MaartenGr / BERTopic

Leveraging BERT and c-TF-IDF to create easily interpretable topics.
https://maartengr.github.io/BERTopic/
MIT License
6.2k stars 767 forks source link

Reducing Outliers of Loaded Model #1944

Open alegallo1511 opened 7 months ago

alegallo1511 commented 7 months ago

Hi!

A month ago I created a topic model and saved it as follows: topic_model.save(outpath, serialization="safetensors").

I then reduced the outliers in the model, new_topics = topic_model.reduce_outliers(docs, topics), and used it in an empirical analysis, but I did not save the model with the updated topics.

I now want to produce visualizations of the topics used in the analysis so I have loaded my dataframe (and defined docs again), loaded the model and tried to reduce the outliers again, but I get an error and I am not sure how to fix it. The code and error are below:

loaded_model = BERTopic.load("Only-English-BERT-topic-meaning-min-size-50")
topics = loaded_model.topics_
new_topics = loaded_model.reduce_outliers(docs, topics)

_sklearn.exceptions.NotFittedError: Vocabulary not fitted or provided__

I have also tried using

`topics, probs = loaded_model.transform(docs)

, but I got the same error.

Any help in how to fix this would be greatly appreciated.

Thanks in advance for your time!

MaartenGr commented 7 months ago

Which version of BERTopic are you using? Was it the same as when you saved the model?

Also, could you provide the full error message. It's not clear to me what the error is referencing.

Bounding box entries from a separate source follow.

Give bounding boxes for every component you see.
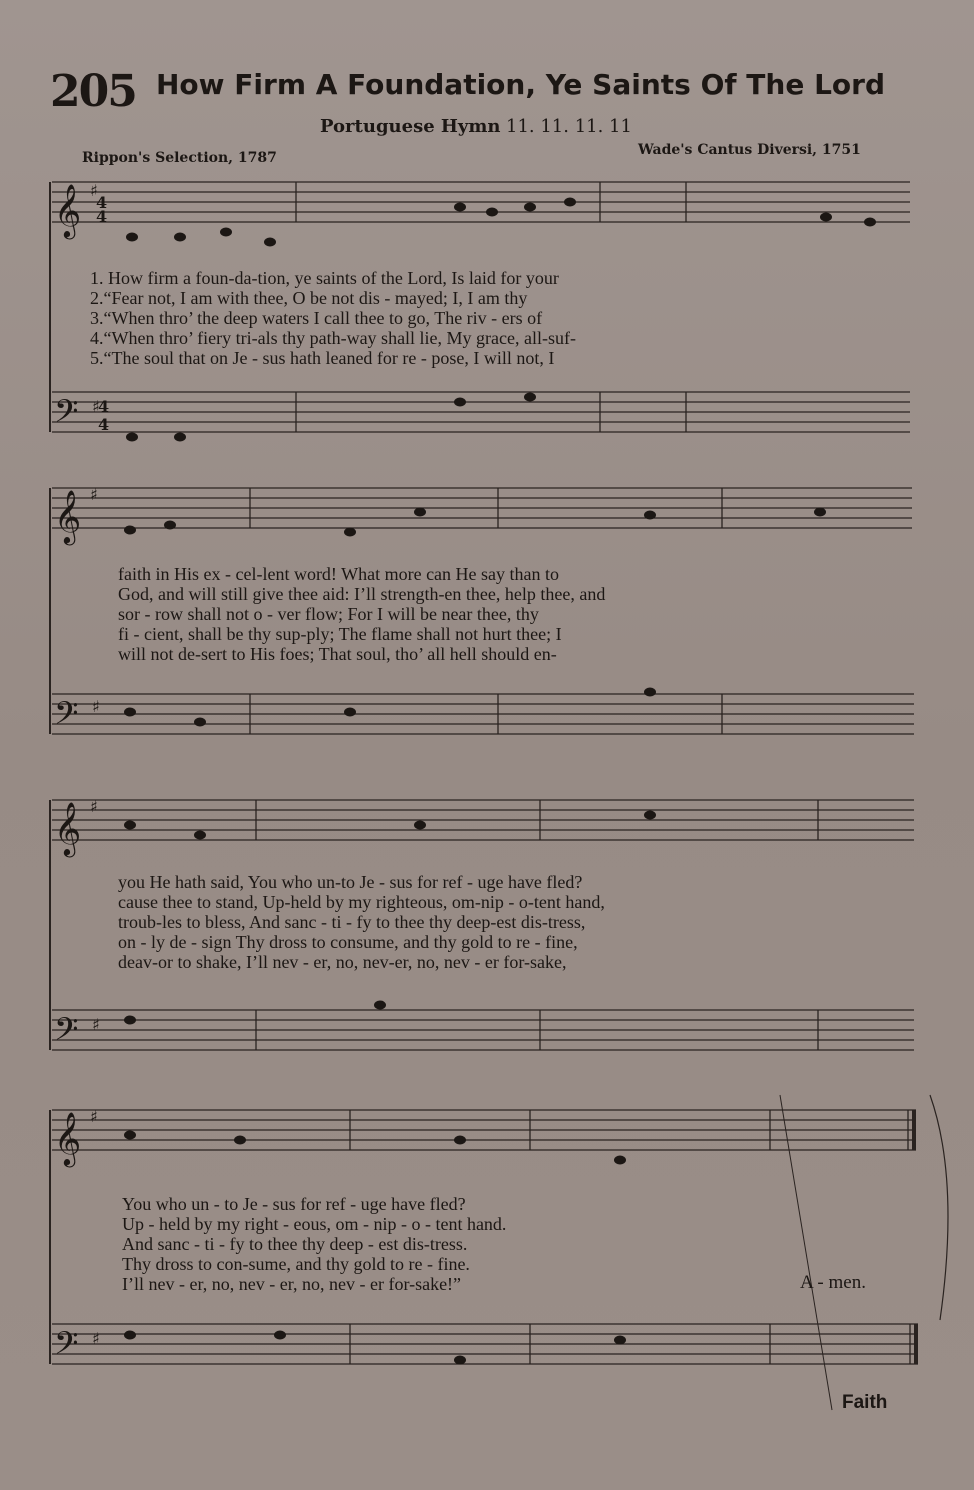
svg-text:𝄢: 𝄢 bbox=[54, 695, 79, 739]
lyric-line: God, and will still give thee aid: I’ll strength-en thee, help thee, and bbox=[118, 584, 606, 604]
lyric-line: troub-les to bless, And sanc - ti - fy to thee thy deep-est dis-tress, bbox=[118, 912, 586, 932]
lyric-line: Up - held by my right - eous, om - nip - o - tent hand. bbox=[122, 1214, 507, 1234]
lyric-line: You who un - to Je - sus for ref - uge have fled? bbox=[122, 1194, 466, 1214]
lyric-line: faith in His ex - cel-lent word! What more can He say than to bbox=[118, 564, 560, 584]
svg-text:𝄢: 𝄢 bbox=[54, 1325, 79, 1369]
hymn-title: How Firm A Foundation, Ye Saints Of The Lord bbox=[156, 68, 885, 101]
lyric-line: deav-or to shake, I’ll nev - er, no, nev-er, no, nev - er for-sake, bbox=[118, 952, 567, 972]
svg-text:𝄞: 𝄞 bbox=[54, 489, 82, 543]
svg-text:4: 4 bbox=[98, 397, 110, 416]
svg-text:♯: ♯ bbox=[92, 1015, 100, 1034]
lyrics-system-1 bbox=[90, 268, 576, 368]
amen: A - men. bbox=[800, 1272, 866, 1293]
lyric-line: 2.“Fear not, I am with thee, O be not dis - mayed; I, I am thy bbox=[90, 288, 528, 308]
svg-text:𝄞: 𝄞 bbox=[54, 1111, 82, 1165]
svg-text:♯: ♯ bbox=[92, 697, 100, 716]
lyric-line: cause thee to stand, Up-held by my righteous, om-nip - o-tent hand, bbox=[118, 892, 605, 912]
hymn-number: 205 bbox=[50, 66, 136, 117]
svg-text:𝄢: 𝄢 bbox=[54, 1011, 79, 1055]
lyric-line: on - ly de - sign Thy dross to consume, and thy gold to re - fine, bbox=[118, 932, 578, 952]
lyric-line: 5.“The soul that on Je - sus hath leaned for re - pose, I will not, I bbox=[90, 348, 555, 368]
lyric-line: fi - cient, shall be thy sup-ply; The flame shall not hurt thee; I bbox=[118, 624, 562, 644]
lyrics-system-4 bbox=[122, 1194, 506, 1294]
lyric-line: will not de-sert to His foes; That soul, tho’ all hell should en- bbox=[118, 644, 557, 664]
lyric-line: Thy dross to con-sume, and thy gold to re - fine. bbox=[122, 1254, 470, 1274]
svg-text:♯: ♯ bbox=[90, 797, 98, 816]
svg-text:4: 4 bbox=[96, 193, 108, 212]
staff-lines bbox=[52, 182, 910, 222]
lyric-line: I’ll nev - er, no, nev - er, no, nev - er for-sake!” bbox=[122, 1274, 462, 1294]
svg-text:𝄞: 𝄞 bbox=[54, 183, 82, 237]
lyrics-system-3 bbox=[118, 872, 605, 972]
next-hymn-cue: Faith bbox=[842, 1392, 888, 1413]
words-credit: Rippon's Selection, 1787 bbox=[82, 150, 277, 166]
tune-name: Portuguese Hymn bbox=[320, 116, 501, 137]
music-credit: Wade's Cantus Diversi, 1751 bbox=[638, 142, 861, 158]
svg-text:♯: ♯ bbox=[90, 1107, 98, 1126]
lyric-line: 1. How firm a foun-da-tion, ye saints of the Lord, Is laid for your bbox=[90, 268, 559, 288]
svg-text:𝄢: 𝄢 bbox=[54, 393, 79, 437]
lyric-line: And sanc - ti - fy to thee thy deep - est dis-tress. bbox=[122, 1234, 468, 1254]
svg-text:𝄞: 𝄞 bbox=[54, 801, 82, 855]
svg-text:♯: ♯ bbox=[92, 1329, 100, 1348]
lyric-line: 4.“When thro’ fiery tri-als thy path-way shall lie, My grace, all-suf- bbox=[90, 328, 576, 348]
meter: 11. 11. 11. 11 bbox=[506, 116, 632, 137]
svg-text:4: 4 bbox=[98, 415, 110, 434]
svg-text:♯: ♯ bbox=[90, 181, 98, 200]
svg-text:♯: ♯ bbox=[92, 397, 100, 416]
svg-text:♯: ♯ bbox=[90, 485, 98, 504]
lyric-line: 3.“When thro’ the deep waters I call thee to go, The riv - ers of bbox=[90, 308, 543, 328]
svg-text:4: 4 bbox=[96, 207, 108, 226]
lyrics-system-2 bbox=[118, 564, 605, 664]
lyric-line: you He hath said, You who un-to Je - sus for ref - uge have fled? bbox=[118, 872, 583, 892]
lyric-line: sor - row shall not o - ver flow; For I will be near thee, thy bbox=[118, 604, 539, 624]
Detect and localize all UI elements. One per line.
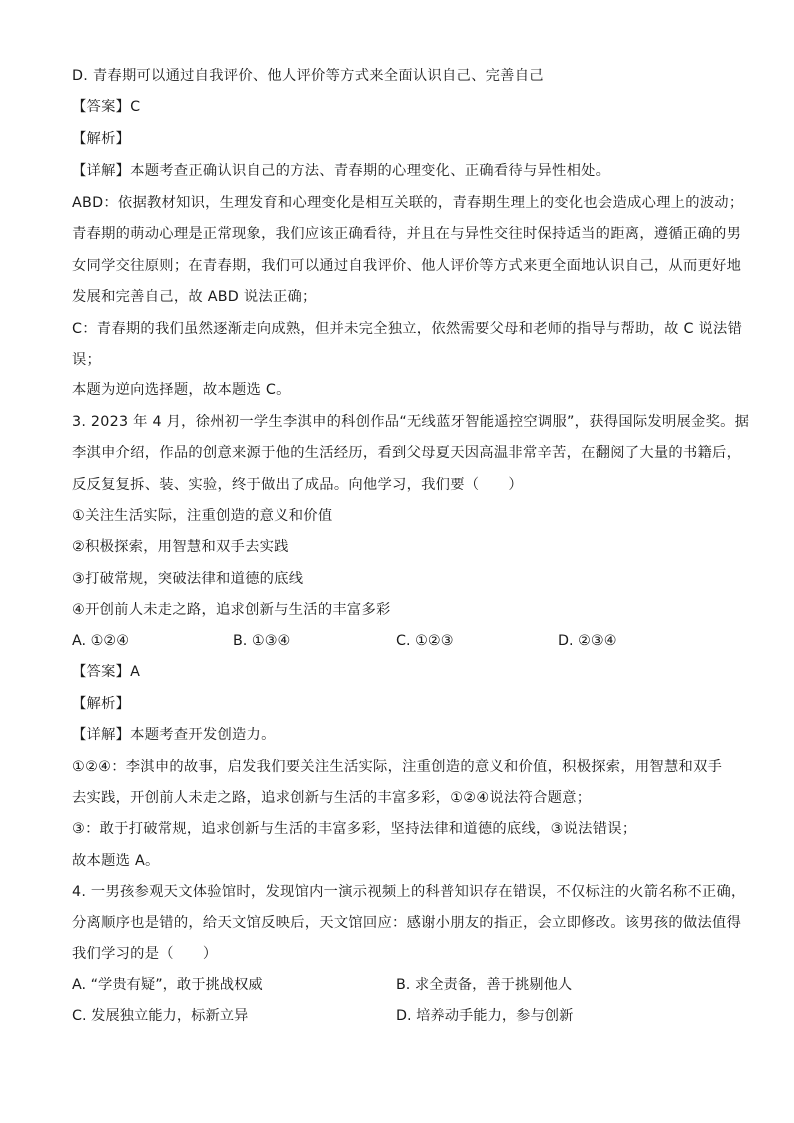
q2-analysis-heading: 【解析】 [72, 131, 131, 147]
q3-detail-line: 【详解】本题考查开发创造力。 [72, 727, 276, 743]
q3-statement: ④开创前人未走之路，追求创新与生活的丰富多彩 [72, 602, 391, 618]
q3-detail-line: ①②④：李淇申的故事，启发我们要关注生活实际，注重创造的意义和价值，积极探索，用智慧和双手 [72, 759, 723, 775]
q4-option-c: C. 发展独立能力，标新立异 [72, 1008, 249, 1024]
q2-detail-line: ABD：依据教材知识，生理发育和心理变化是相互关联的，青春期生理上的变化也会造成心理上的波动； [72, 195, 744, 211]
q2-detail-line: 误； [72, 352, 102, 368]
q4-option-b: B. 求全责备，善于挑剔他人 [396, 977, 573, 993]
q2-detail-line: 青春期的萌动心理是正常现象，我们应该正确看待，并且在与异性交往时保持适当的距离，遵循正确的男 [72, 226, 742, 242]
q3-stem: 李淇申介绍，作品的创意来源于他的生活经历，看到父母夏天因高温非常辛苦，在翻阅了大量的书籍后， [72, 445, 742, 461]
q3-option-a: A. ①②④ [72, 633, 130, 649]
q3-conclusion: 故本题选 A。 [72, 853, 160, 869]
q3-statement: ②积极探索，用智慧和双手去实践 [72, 539, 289, 555]
q2-answer: 【答案】C [72, 99, 141, 115]
q3-stem: 3. 2023 年 4 月，徐州初一学生李淇申的科创作品“无线蓝牙智能遥控空调服”，获得国际发明展金奖。据 [72, 414, 750, 430]
q4-option-a: A. “学贵有疑”，敢于挑战权威 [72, 977, 263, 993]
q3-analysis-heading: 【解析】 [72, 696, 131, 712]
q4-stem: 4. 一男孩参观天文体验馆时，发现馆内一演示视频上的科普知识存在错误，不仅标注的火箭名称不正确， [72, 884, 746, 900]
q4-stem: 我们学习的是（ ） [72, 946, 218, 962]
q2-detail-line: 女同学交往原则；在青春期，我们可以通过自我评价、他人评价等方式来更全面地认识自己，从而更好地 [72, 258, 742, 274]
q3-statement: ③打破常规，突破法律和道德的底线 [72, 571, 304, 587]
q4-option-d: D. 培养动手能力，参与创新 [396, 1008, 574, 1024]
q3-detail-line: ③：敢于打破常规，追求创新与生活的丰富多彩，坚持法律和道德的底线，③说法错误； [72, 821, 637, 837]
q3-answer: 【答案】A [72, 664, 141, 680]
q3-option-c: C. ①②③ [396, 633, 454, 649]
q2-detail-line: 发展和完善自己，故 ABD 说法正确； [72, 289, 317, 305]
q2-option-d: D. 青春期可以通过自我评价、他人评价等方式来全面认识自己、完善自己 [72, 68, 544, 84]
q3-stem: 反反复复拆、装、实验，终于做出了成品。向他学习，我们要（ ） [72, 477, 523, 493]
q2-conclusion: 本题为逆向选择题，故本题选 C。 [72, 382, 291, 398]
q2-detail-line: C：青春期的我们虽然逐渐走向成熟，但并未完全独立，依然需要父母和老师的指导与帮助，故 C 说法错 [72, 321, 743, 337]
q3-option-b: B. ①③④ [233, 633, 291, 649]
q3-statement: ①关注生活实际，注重创造的意义和价值 [72, 508, 333, 524]
q3-detail-line: 去实践，开创前人未走之路，追求创新与生活的丰富多彩，①②④说法符合题意； [72, 790, 592, 806]
q4-stem: 分离顺序也是错的，给天文馆反映后，天文馆回应：感谢小朋友的指正，会立即修改。该男孩的做法值得 [72, 915, 742, 931]
q3-option-d: D. ②③④ [558, 633, 617, 649]
q2-detail-line: 【详解】本题考查正确认识自己的方法、青春期的心理变化、正确看待与异性相处。 [72, 163, 611, 179]
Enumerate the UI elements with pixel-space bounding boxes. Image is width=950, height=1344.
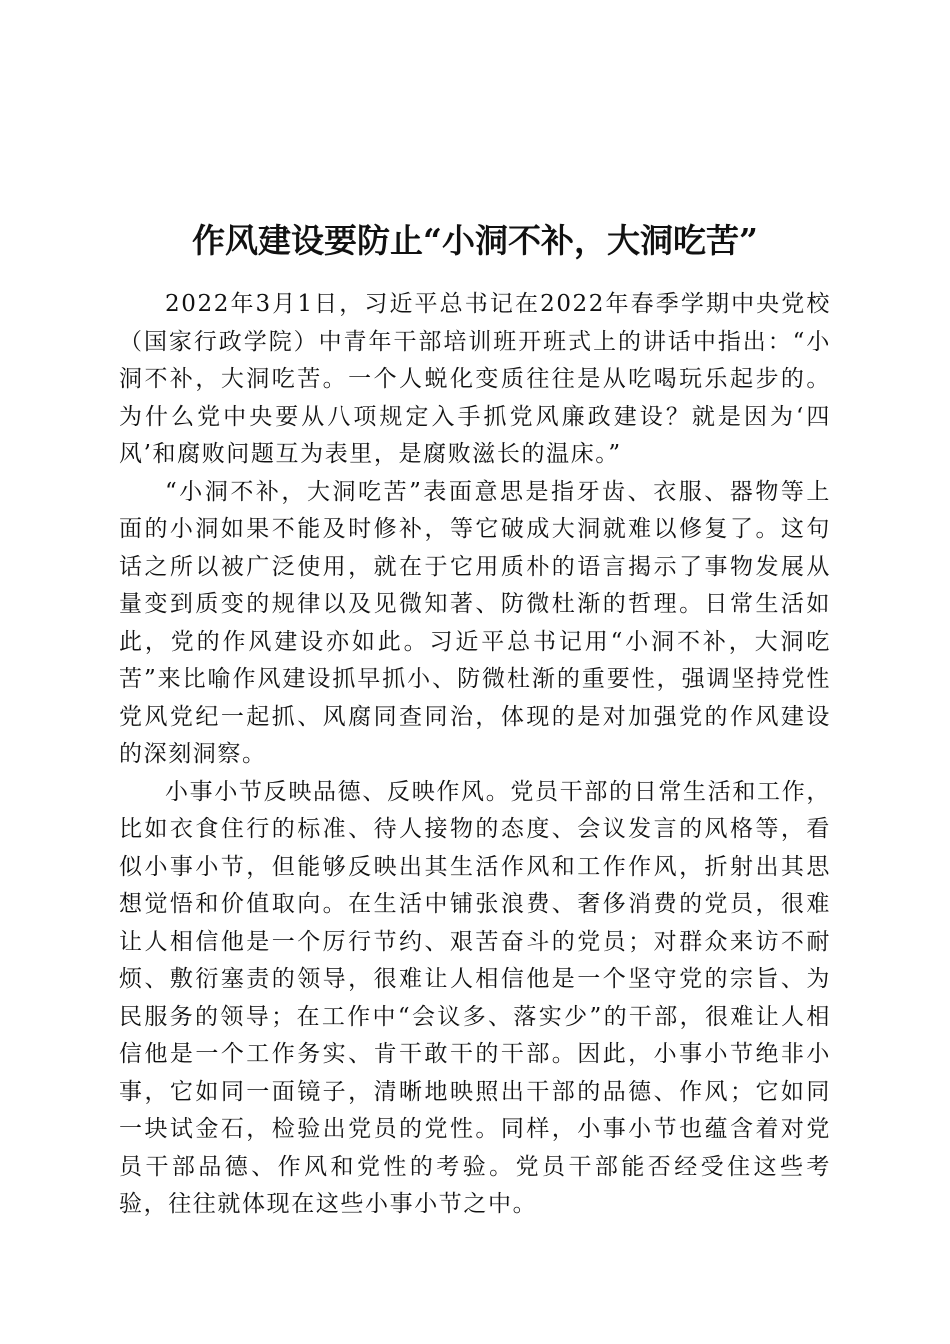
document-title: 作风建设要防止“小洞不补，大洞吃苦” [192,221,758,261]
paragraph-1: 2022年3月1日，习近平总书记在2022年春季学期中央党校（国家行政学院）中青年干部培训班开班式上的讲话中指出：“小洞不补，大洞吃苦。一个人蜕化变质往往是从吃喝玩乐起步的。为什么党中央要从八项规定入手抓党风廉政建设？就是因为‘四风’和腐败问题互为表里，是腐败滋长的温床。” [119,291,831,467]
paragraph-2: “小洞不补，大洞吃苦”表面意思是指牙齿、衣服、器物等上面的小洞如果不能及时修补，等它破成大洞就难以修复了。这句话之所以被广泛使用，就在于它用质朴的语言揭示了事物发展从量变到质变的规律以及见微知著、防微杜渐的哲理。日常生活如此，党的作风建设亦如此。习近平总书记用“小洞不补，大洞吃苦”来比喻作风建设抓早抓小、防微杜渐的重要性，强调坚持党性党风党纪一起抓、风腐同查同治，体现的是对加强党的作风建设的深刻洞察。 [119,478,831,767]
paragraph-3: 小事小节反映品德、反映作风。党员干部的日常生活和工作，比如衣食住行的标准、待人接物的态度、会议发言的风格等，看似小事小节，但能够反映出其生活作风和工作作风，折射出其思想觉悟和价值取向。在生活中铺张浪费、奢侈消费的党员，很难让人相信他是一个厉行节约、艰苦奋斗的党员；对群众来访不耐烦、敷衍塞责的领导，很难让人相信他是一个坚守党的宗旨、为民服务的领导；在工作中“会议多、落实少”的干部，很难让人相信他是一个工作务实、肯干敢干的干部。因此，小事小节绝非小事，它如同一面镜子，清晰地映照出干部的品德、作风；它如同一块试金石，检验出党员的党性。同样，小事小节也蕴含着对党员干部品德、作风和党性的考验。党员干部能否经受住这些考验，往往就体现在这些小事小节之中。 [119,778,831,1217]
document-body [119,286,831,1224]
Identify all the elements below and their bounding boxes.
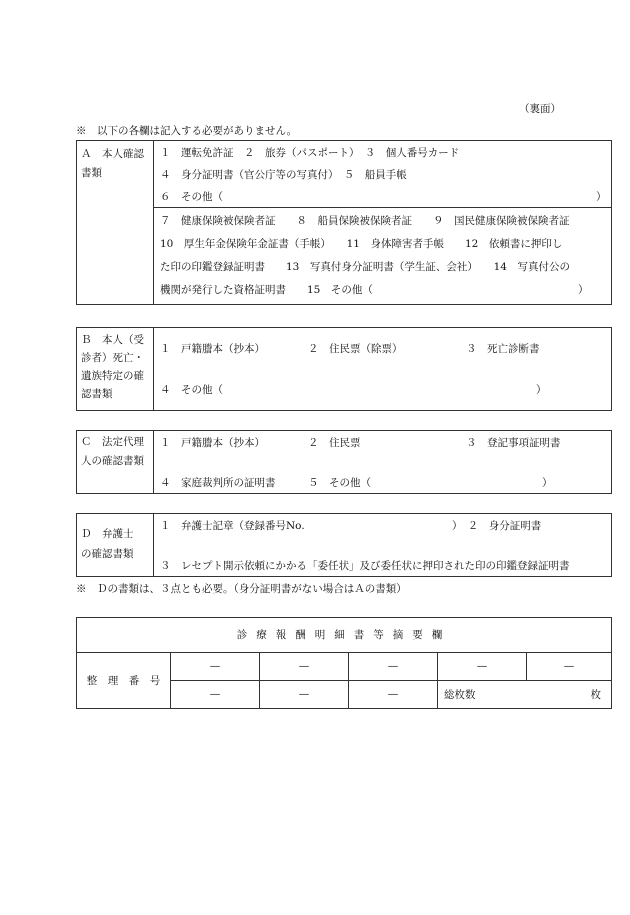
summary-cell-1-3	[349, 653, 438, 681]
summary-total-cell	[438, 681, 612, 709]
section-c-item1: １ 戸籍謄本（抄本）	[160, 437, 265, 449]
section-b-label-cell	[77, 328, 154, 411]
note-d: ※ Ｄの書類は、３点とも必要。（身分証明書がない場合はＡの書類）	[76, 583, 407, 595]
section-c-item4: ４ 家庭裁判所の証明書	[160, 477, 276, 489]
summary-cell-1-5	[527, 653, 612, 681]
dash-mark: —	[209, 660, 221, 672]
section-a-g1-line1: １ 運転免許証 ２ 旅券（パスポート） ３ 個人番号カード	[160, 147, 460, 159]
section-a-g2-line3: た印の印鑑登録証明書 13 写真付身分証明書（学生証、会社） 14 写真付公の	[160, 261, 570, 273]
dash-mark: —	[209, 688, 221, 700]
section-a-g2-line2: 10 厚生年金保険年金証書（手帳） 11 身体障害者手帳 12 依頼書に押印し	[160, 238, 563, 250]
summary-unit: 枚	[590, 689, 601, 701]
summary-cell-2-2	[260, 681, 349, 709]
section-d-label-cell	[77, 514, 154, 577]
section-d-label: Ｄ 弁護士の確認書類	[81, 528, 134, 560]
section-b-item4-right: ）	[536, 384, 547, 396]
summary-row-label: 整 理 番 号	[86, 674, 161, 687]
summary-cell-1-4	[438, 653, 527, 681]
dash-mark: —	[298, 688, 310, 700]
dash-mark: —	[298, 660, 310, 672]
section-d-table	[76, 513, 612, 577]
section-b-label: Ｂ 本人（受診者）死亡・遺族特定の確認書類	[81, 334, 144, 400]
section-b-item2: ２ 住民票（除票）	[308, 343, 403, 355]
summary-cell-1-2	[260, 653, 349, 681]
summary-table	[76, 617, 612, 709]
section-c-label-cell	[77, 431, 154, 494]
summary-total-label: 総枚数	[444, 689, 476, 701]
section-b-item3: ３ 死亡診断書	[466, 343, 540, 355]
section-a-group2	[154, 208, 612, 305]
section-c-item5-left: ５ その他（	[308, 477, 371, 489]
dash-mark: —	[476, 660, 488, 672]
section-c-label: Ｃ 法定代理人の確認書類	[81, 436, 144, 467]
section-c-item5-right: ）	[542, 477, 553, 489]
section-d-item3: ３ レセプト開示依頼にかかる「委任状」及び委任状に押印された印の印鑑登録証明書	[160, 560, 570, 572]
section-a-g2-line4-left: 機関が発行した資格証明書 15 その他（	[160, 284, 373, 296]
section-d-item1-left: １ 弁護士記章（登録番号No.	[160, 520, 305, 532]
section-d-item1-right: ） ２ 身分証明書	[452, 520, 542, 532]
header-right: （裏面）	[519, 103, 561, 115]
section-a-label-cell	[77, 141, 154, 305]
summary-row-label-cell	[77, 653, 171, 709]
summary-title: 診療報酬明細書等摘要欄	[236, 629, 452, 641]
summary-cell-2-3	[349, 681, 438, 709]
dash-mark: —	[387, 660, 399, 672]
dash-mark: —	[387, 688, 399, 700]
section-a-g1-line3-right: ）	[596, 191, 607, 203]
section-a-table	[76, 140, 612, 305]
section-a-group1	[154, 141, 612, 208]
section-d-items	[154, 514, 612, 577]
dash-mark: —	[563, 660, 575, 672]
section-a-g2-line1: ７ 健康保険被保険者証 ８ 船員保険被保険者証 ９ 国民健康保険被保険者証	[160, 215, 570, 227]
section-a-label: Ａ 本人確認書類	[81, 148, 144, 179]
section-a-g1-line2: ４ 身分証明書（官公庁等の写真付） ５ 船員手帳	[160, 169, 407, 181]
section-a-g2-line4-right: ）	[578, 284, 589, 296]
section-b-table	[76, 327, 612, 411]
summary-title-cell	[77, 618, 612, 653]
summary-cell-1-1	[171, 653, 260, 681]
section-a-g1-line3-left: ６ その他（	[160, 191, 223, 203]
note-top: ※ 以下の各欄は記入する必要がありません。	[76, 125, 298, 137]
summary-cell-2-1	[171, 681, 260, 709]
section-c-item3: ３ 登記事項証明書	[466, 437, 561, 449]
section-b-item4-left: ４ その他（	[160, 384, 223, 396]
section-c-items	[154, 431, 612, 494]
section-b-items	[154, 328, 612, 411]
section-b-item1: １ 戸籍謄本（抄本）	[160, 343, 265, 355]
section-c-table	[76, 430, 612, 494]
section-c-item2: ２ 住民票	[308, 437, 361, 449]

NullPxl commented 2 days ago

@MaartenGr I'm getting the same error in a very similar scenario on 0.16.4. Loading using the same version as I saved the model with.

# This all works fine
loaded_models = [BERTopic.load(model_dir, embedding_model=embedding_model) for model_dir in models]
topic_model = BERTopic.merge_models(loaded_models, embedding_model=embedding_model, min_similarity=MIN_TOPIC_SIMILARITY)
print(topic_model.get_topic_info().head(25))
print('merged all models ', time.time())

# same models as i used to save the original topic models
vectorizer_model = CountVectorizer(ngram_range=(1, 3), min_df=10)
key_mmr = [KeyBERTInspired(top_n_words=10, random_state=42), MaximalMarginalRelevance(diversity=0.5)] # chain
mmr_model = MaximalMarginalRelevance(diversity=0.3)
representation_model = {
"mmr":  mmr_model,
"keymmr": key_mmr
}

# Error occurs here
new_topics = topic_model.reduce_outliers(docs, topic_model.topics_)

Here's the full error message:

  0%|          | 0/1171 [00:00<?, ?it/s]
Traceback (most recent call last):
  File "/redacted/merge_monthly_bertopic.py", line 85, in <module>
    new_topics = topic_model.reduce_outliers(docs, topic_model.topics_)
                 ^^^^^^^^^^^^^^^^^^^^^^^^^^^^^^^^^^^^^^^^^^^^^^^^^^^^^^
  File "/redacted/env/lib/python3.11/site-packages/bertopic/_bertopic.py", line 2330, in reduce_outliers
    topic_distr, _ = self.approximate_distribution(
                     ^^^^^^^^^^^^^^^^^^^^^^^^^^^^^^
  File "/redacted/env/lib/python3.11/site-packages/bertopic/_bertopic.py", line 1341, in approximate_distribution
    bow_doc = self.vectorizer_model.transform(all_sentences)
              ^^^^^^^^^^^^^^^^^^^^^^^^^^^^^^^^^^^^^^^^^^^^^^
  File "/redacted/env/lib/python3.11/site-packages/sklearn/feature_extraction/text.py", line 1414, in transform
    self._check_vocabulary()
  File "/redacted/env/lib/python3.11/site-packages/sklearn/feature_extraction/text.py", line 505, in _check_vocabulary
    raise NotFittedError("Vocabulary not fitted or provided")
sklearn.exceptions.NotFittedError: Vocabulary not fitted or provided
MaartenGr commented 1 day ago

@NullPxl When you merge models, their c-TF-IDF are currently not merged since they have different distributions (or potentially different vocabularies). Therefore, when you reduce outliers, it cannot make use of c-TF-IDF. You will instead either have to recalculate the c-TF-IDF representations with .update_topics or you will have to use embeddings when reducing outliers (see its params).